One thing I cannot remember if I mentioned in the previous two posts about the
monasteries, is just how violent much of the iconography is that is written onto the
walls, ceilings, and arches of the Churches. I believe this reflects the high
value that the Orthodox Church places upon the martyrs (the Greek verb from
which we get the noun ‘martyr’ means witness, and—of course—the ultimate
witness is one which is expressed with one’s life).
We can hear echoes of this
accentuation in our own Eucharistic Prayer D, which is particularly inspired by
the Orthodox liturgy (The American Colonial Church struck a compromise with the
Scottish Bishops in order to get Samuel Seabury ordained as our first bishop.
They agreed to include some of the Orthodox prayers in the first American
Prayer Book of 1789.) Some of you will recall the words from the climax of
Prayer D—which we use during the Easter Season at St. Peter’s—where we join our
voices with “…prophets, apostles, martyrs…”.
Indeed, one can see the robust
sense of communion that Orthodox Christians experience with all the saints.
They will typically kiss one of the icons as they enter a Church, not
reverencing the object itself, but the Christ and faithful forebears to which
these icons direct our attention.
The Great Monastery of Meteora has
an ossuary near the entrance. This room contains the skulls and bones of monks
who have died, along with candles, and an icon of the Resurrection. From the
earliest centuries of Christian faith, those who have died have been buried in
and around churches in anticipation of the resurrection of the body (not just
soul) as attested in the Nicene Creed.

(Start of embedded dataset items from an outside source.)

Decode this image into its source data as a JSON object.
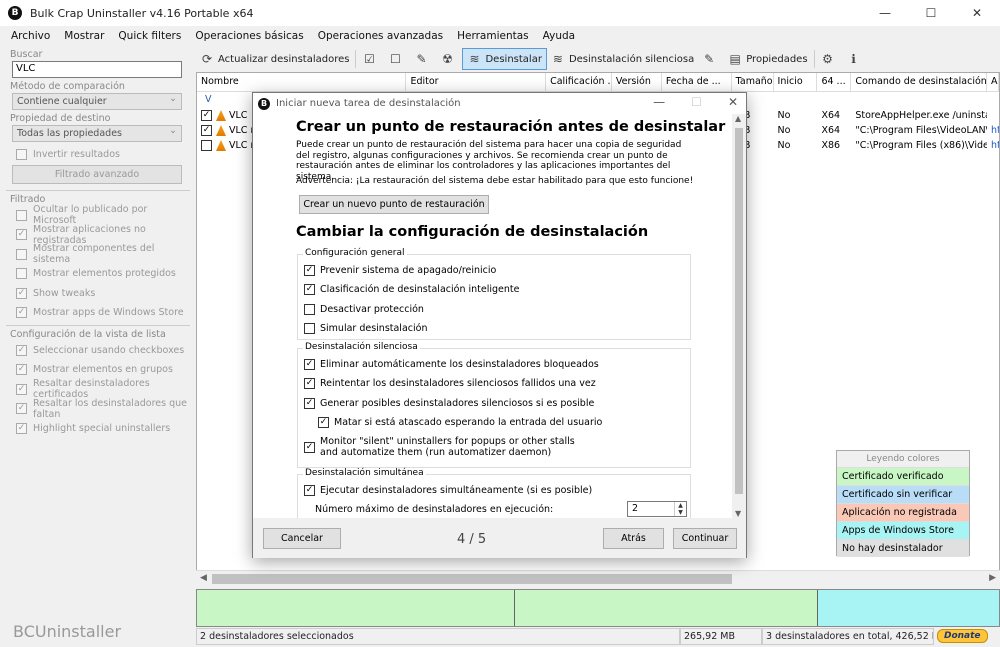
{
  "window": {
    "title": "Bulk Crap Uninstaller v4.16 Portable x64",
    "logo": "B",
    "controls": [
      "—",
      "☐",
      "✕"
    ]
  },
  "menu": [
    "Archivo",
    "Mostrar",
    "Quick filters",
    "Operaciones básicas",
    "Operaciones avanzadas",
    "Herramientas",
    "Ayuda"
  ],
  "left": {
    "search_label": "Buscar",
    "search_value": "VLC",
    "comparison_label": "Método de comparación",
    "comparison_value": "Contiene cualquier",
    "target_label": "Propiedad de destino",
    "target_value": "Todas las propiedades",
    "invert_label": "Invertir resultados",
    "advanced_filter": "Filtrado avanzado",
    "filter_label": "Filtrado",
    "filters": [
      {
        "label": "Ocultar lo publicado por Microsoft",
        "checked": false
      },
      {
        "label": "Mostrar aplicaciones no registradas",
        "checked": true
      },
      {
        "label": "Mostrar componentes del sistema",
        "checked": false
      },
      {
        "label": "Mostrar elementos protegidos",
        "checked": false
      },
      {
        "label": "Show tweaks",
        "checked": true
      },
      {
        "label": "Mostrar apps de Windows Store",
        "checked": true
      }
    ],
    "view_label": "Configuración de la vista de lista",
    "view_options": [
      {
        "label": "Seleccionar usando checkboxes",
        "checked": true
      },
      {
        "label": "Mostrar elementos en grupos",
        "checked": true
      },
      {
        "label": "Resaltar desinstaladores certificados",
        "checked": true
      },
      {
        "label": "Resaltar los desinstaladores que faltan",
        "checked": true
      },
      {
        "label": "Highlight special uninstallers",
        "checked": true
      }
    ],
    "brand": "BCUninstaller"
  },
  "toolbar": {
    "refresh": "Actualizar desinstaladores",
    "uninstall": "Desinstalar",
    "quiet": "Desinstalación silenciosa",
    "properties": "Propiedades"
  },
  "list": {
    "columns": [
      "Nombre",
      "Editor",
      "Calificación ...",
      "Versión",
      "Fecha de ...",
      "Tamaño",
      "Inicio",
      "64 ...",
      "Comando de desinstalación",
      "A"
    ],
    "group": "V",
    "rows": [
      {
        "name": "VLC",
        "size": "MB",
        "startup": "No",
        "arch": "X64",
        "command": "StoreAppHelper.exe /uninstall ...",
        "extra": "",
        "checked": true
      },
      {
        "name": "VLC m",
        "size": "MB",
        "startup": "No",
        "arch": "X64",
        "command": "\"C:\\Program Files\\VideoLAN\\...",
        "extra": "htt",
        "checked": true
      },
      {
        "name": "VLC m",
        "size": "MB",
        "startup": "No",
        "arch": "X86",
        "command": "\"C:\\Program Files (x86)\\Video...",
        "extra": "htt",
        "checked": false
      }
    ]
  },
  "legend": {
    "title": "Leyendo colores",
    "items": [
      {
        "label": "Certificado verificado",
        "color": "#c8f7c5"
      },
      {
        "label": "Certificado sin verificar",
        "color": "#b9dcf7"
      },
      {
        "label": "Aplicación no registrada",
        "color": "#f9c8b6"
      },
      {
        "label": "Apps de Windows Store",
        "color": "#a8f4f4"
      },
      {
        "label": "No hay desinstalador",
        "color": "#e0e0e0"
      }
    ]
  },
  "status": {
    "selected": "2 desinstaladores seleccionados",
    "selected_size": "265,92 MB",
    "total": "3 desinstaladores en total, 426,52 MB",
    "donate": "Donate"
  },
  "dialog": {
    "title": "Iniciar nueva tarea de desinstalación",
    "heading1": "Crear un punto de restauración antes de desinstalar",
    "paragraph": "Puede crear un punto de restauración del sistema para hacer una copia de seguridad del registro, algunas configuraciones y archivos. Se recomienda crear un punto de restauración antes de eliminar los controladores y las aplicaciones importantes del sistema.",
    "warning": "Advertencia: ¡La restauración del sistema debe estar habilitado para que esto funcione!",
    "restore_button": "Crear un nuevo punto de restauración",
    "heading2": "Cambiar la configuración de desinstalación",
    "general": {
      "legend": "Configuración general",
      "options": [
        {
          "label": "Prevenir sistema de apagado/reinicio",
          "checked": true
        },
        {
          "label": "Clasificación de desinstalación inteligente",
          "checked": true
        },
        {
          "label": "Desactivar protección",
          "checked": false
        },
        {
          "label": "Simular desinstalación",
          "checked": false
        }
      ]
    },
    "quiet": {
      "legend": "Desinstalación silenciosa",
      "options": [
        {
          "label": "Eliminar automáticamente los desinstaladores bloqueados",
          "checked": true
        },
        {
          "label": "Reintentar los desinstaladores silenciosos fallidos una vez",
          "checked": true
        },
        {
          "label": "Generar posibles desinstaladores silenciosos si es posible",
          "checked": true
        },
        {
          "label": "Matar si está atascado esperando la entrada del usuario",
          "checked": true
        }
      ],
      "monitor_line1": "Monitor \"silent\" uninstallers for popups or other stalls",
      "monitor_line2": "and automatize them (run automatizer daemon)",
      "monitor_checked": true
    },
    "simultaneous": {
      "legend": "Desinstalación simultánea",
      "option": "Ejecutar desinstaladores simultáneamente (si es posible)",
      "option_checked": true,
      "max_label": "Número máximo de desinstaladores en ejecución:",
      "max_value": "2"
    },
    "cancel": "Cancelar",
    "pager": "4 / 5",
    "back": "Atrás",
    "next": "Continuar"
  }
}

Setting aside a special place for the
bones of these saints within the community is somewhat like having a sacred
place for the interment of ashes in our Church.
There was also a cellar with
relevant artifacts organized and displayed throughout the space. Notice the
substantial number of barrels. It is apparent that one can work up quite a
thirst laboring and praying atop the cliffs of Meteora.
Katherine paused at the door to the
original kitchen. It also included a display of original artifacts and several
hundred years of soot on the ceiling from the fires that cooked the community’s
meals each day.
The gardens were also beautiful at
the monasteries we visited today.
I am enjoying your blog and photographs. There is one thing missing, though: I wish you would indicate who is the author of each post. Sometimes it is obvious, others not. It is lovely that the voices of the entire family come together to share these experiences with us at St. Peter's.